— Шарль, скажи мадам спасибо.

И годовалый принц, залопотав что-то на своем, понятном только ему языке, важно закивал, будто и впрямь благодарил подданную. Женщины рассмеялись.

— Ваше величество, ребенка пора кормить! — напомнила появившаяся в дверях мадам д’Энви и передала мальчика кормилице.

— А как себя чувствует король? — поинтересовалась Сабина, приветливо кивнув удаляющейся Луизе.
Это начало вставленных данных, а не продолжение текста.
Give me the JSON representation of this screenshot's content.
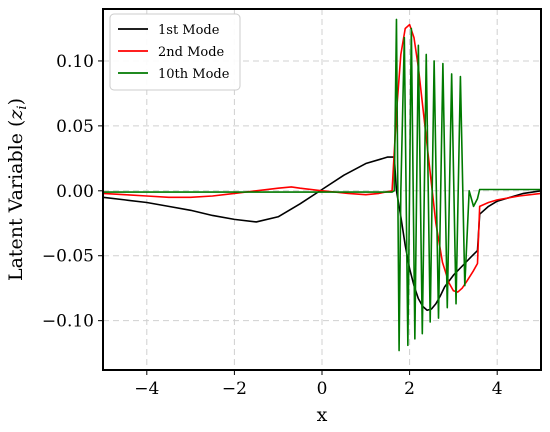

— Он тоже празднует день рождения младшего брата, но по-своему. — И Бланка, остановившись у окна и приоткрыв ставню, махнула рукой баронессе, приглашая ее подойти поближе.

Во дворе толпилось множество нищих и калек, впущенных по велению короля. Несмотря на многолюдность, тишина стояла удивительная, видно, величие царских стен подавляло попрошаек. Вскоре появился Луи в простой одежде. Его сопровождал лакей с огромным подносом, на котором высилась гора серебряных денье. Молодой король раздавал монеты страждущим, отодвигая слишком наглые руки и щедро одаривая самых убогих. Когда поднос опустел, охранники вежливо, но настойчиво подтолкнули пеструю публику к дворцовым воротам — на выход. Однако нищие продолжали тянуть к Луи руки. Не понимая, почему так быстро закончились деньги, король виновато оглядывался по сторонам. Тут из-за угла показался епископ Парижа — Гийом Овернский, в последнее время дававший его величеству уроки теологии. Очевидно, его преосвященство наблюдал за раздачей милостыни. Королеву охватило любопытство, и она торопливо приоткрыла вторую ставню.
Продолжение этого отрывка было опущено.